Von der SPD, die genau das mal als Kernelement ihrer Politik verstanden hat, ist hier vor Ort in diesem Kontext nichts mehr übrig. Der selbst ernannte Souverän verhindert Seite an Seite ein Aufstehen gegen die Themen. Das ist eine demokratiepolitische Selbstaufgabe.
Einzig ein Mitglied der Grünen in Schlangen hatte Courage und zeigte diese. Hielt im Rat eine passende Rede. By the way, mehrfach unterbrochen von der Freien Wählergemeinschaft Schlangen, die sich nach dem baldigen Ende der Rede erkundigen wollte. Auch das ist nicht nur ein Zeichen fehlenden Respekts, sondern auch noch ein klares Arbeiten dagegen.
Ich empfehle der Freien Wählergemeinschaft einen Antrag auf Sitzungsgeld pro Anwesenheitsminute. Vielleicht erhöht das die Bereitschaft, einen demokratischen Redebeitrag wenigstens ausreden zu lassen.

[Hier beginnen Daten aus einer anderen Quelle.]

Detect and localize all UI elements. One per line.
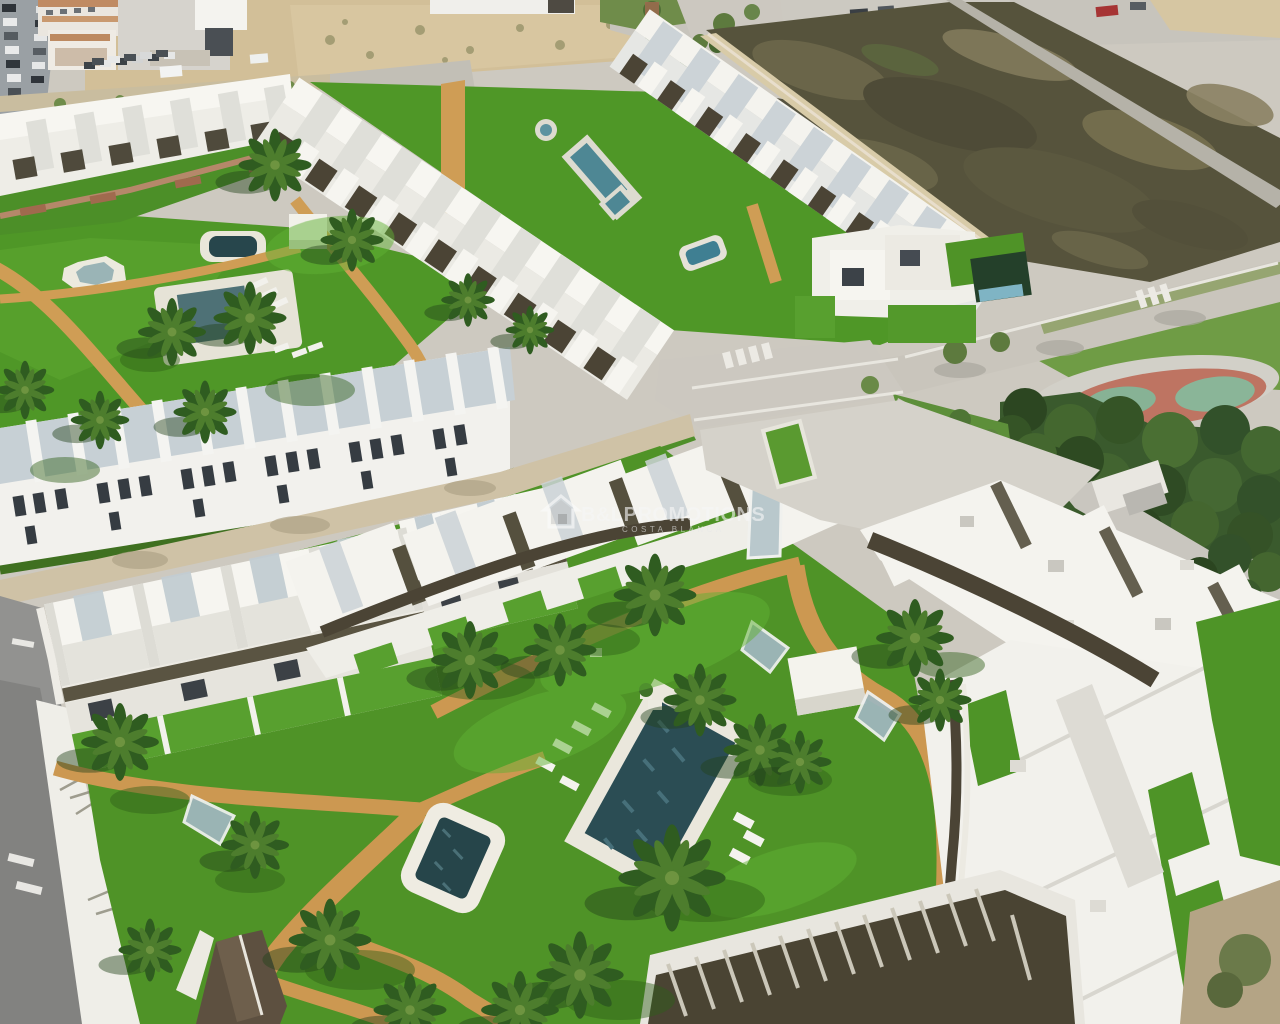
- svg-text:B&LPROMOTIONS: B&LPROMOTIONS: [581, 504, 765, 526]
- svg-text:COSTA BLANCA: COSTA BLANCA: [622, 525, 725, 534]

Wer selbst nicht widerspricht, sollte zumindest diejenigen ausreden lassen, die diese demokratische Verantwortung übernehmen.
Die AfD provoziert, delegitimiert und droht. CDU, SPD und FWG reagieren darauf mit Wegsehen, Verharmlosung oder genervtem Schweigen. Genau darin liegt das politische Versagen dieses Abends.
“Ich verpflichte mich, dass ich meine Aufgaben nach bestem Wissen und Können wahrnehmen, das Grundgesetz, die Verfassung des Landes und die Gesetze beachten und meine Pflichten zum Wohle der Gemeinde erfüllen werde.”
Vielleicht hört Ihr beim nächsten Mal einfach mal hin, bevor Ihr mit „Ich verpflichte mich“ antwortet.
Oder handelt endlich.
Super! Ich hoffe, vielen Menschen werden deinen Beitrag lesen!
Danke, Michael!
Traurig, wie sich die gewählten Vertreter der demokratischen Parteien wegducken.